Riflessioni di Luigi Prestinenza  in occasione della settimana dell’informazione

Di Redazione |

Luigi Prestinenza

Giornalista, caposervizio allo Sport de La Sicilia, astrofilo “sin dall’età di dieci anni, quando ebbi la fortuna di leggere “L’Astronomia popolare” di Camille Flammarion”, come amava dire, ideatore e curatore per oltre mezzo secolo della rubrica mensile “Il cielo”. Ma Prestinenza fu pure e soprattutto un uomo che amò la cultura e ne divulgò i saperi, le conoscenze, le acquisizioni, principalmente quelli nel campo scientifico, astronomico in particolare.

Nella primavera del 1977, con un manipolo di giovani e un maestro di judo, fondò la prima associazione di astronomi non professionisti a Catania, che nel giro di poco tempo crebbe numericamente, divulgò l’Astronomia nelle scuole e tra la gente con corsi, conferenze e serate astronomiche con l’uso di telescopi. 

Nel febbraio del 2003, la dolorosa separazione e qualche mese dopo, insieme con numerosi docenti provenienti dal mondo universitario e scolastico fonda “Stelle e Ambiente”, l’associazione di ricerca e divulgazione astronomica e ambientale intitolata alla memoria dell’insigne scienziato prof. Marcello La Greca, di cui fu il primo presidente fino al 2010, anno in cui fu nominato presidente onorario per le sue precarie condizioni di salute, che nei mesi successivi si sarebbero aggravate progressivamente fino alla morte, avvenuta il 6 settembre del 2012. 
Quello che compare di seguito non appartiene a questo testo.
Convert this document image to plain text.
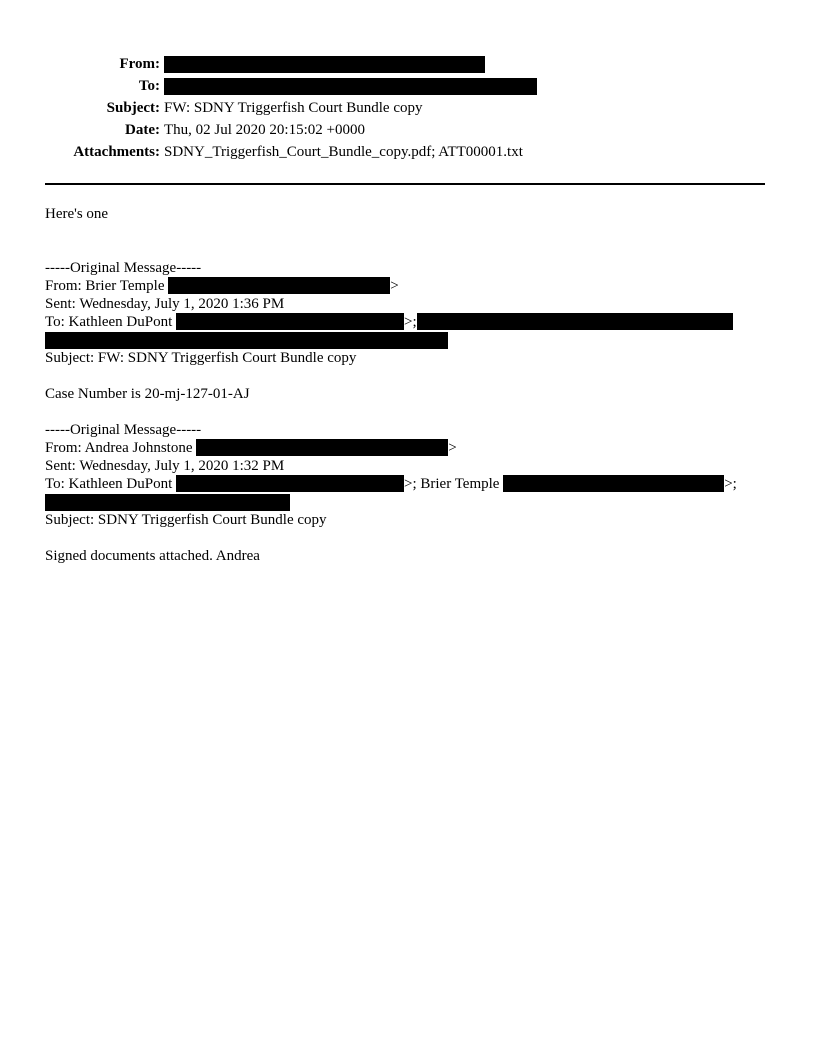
From:
To:
Subject: FW: SDNY Triggerfish Court Bundle copy
Date: Thu, 02 Jul 2020 20:15:02 +0000
Attachments: SDNY_Triggerfish_Court_Bundle_copy.pdf; ATT00001.txt
Here's one
-----Original Message-----
From: Brier Temple	>
Sent: Wednesday, July 1, 2020 1:36 PM
To: Kathleen DuPont	>;
Subject: FW: SDNY Triggerfish Court Bundle copy
Case Number is 20-mj-127-01-AJ
-----Original Message-----
From: Andrea Johnstone	>
Sent: Wednesday, July 1, 2020 1:32 PM
To: Kathleen DuPont	>; Brier Temple	>;
Subject: SDNY Triggerfish Court Bundle copy
Signed documents attached. Andrea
DALLA TESTATA LA SICILIA 24 APRILE 1975

Può essere davvero il giornale, come vuole il tema della «Settimana dell'informazione», un libro di testo per ogni giorno, o si tratta semplicemente d'una battuta ad effetto, coniata dalla fantasia fertile che s’attribuisce (e talvolta si rimprovera) ai giornalisti? Se lo sarà chiesto, magari, più d'un educatore, perplesso davanti alla novità dell'argomento o preoccupato dell'abbondanza di «diversivi» che si vanno offrendo alle nostre scolaresche; e gli stessi dubbi potranno ritrovarsi in una parte del pubblico, che giudica il giornale, come molte altre cose, da taluni aspetti più appariscenti e superficiali. Mi par di sentirli, questi Catoni. Ma come, il giornate che riferisce tante cose sgradevoli,che si rinzeppa di cronaca nera o di articoli sportivi, scritti in un gergo da iniziati così come son descritti le alchimie dei parlamenti e dei partiti; il giornale che pubblica fotografie audaci o scioccanti; il giornale che può essere espressione di parte anche se talvolta non lo dice fin dalla testata, questo «enfant terrible» dell'informazione e della cultura entrerebbe nei recinti sterilizzati della scuola, dovrebbe essere letto e commentato sui banchi e dalla cattedra? Se non è la fine del mondo, poco ci manca.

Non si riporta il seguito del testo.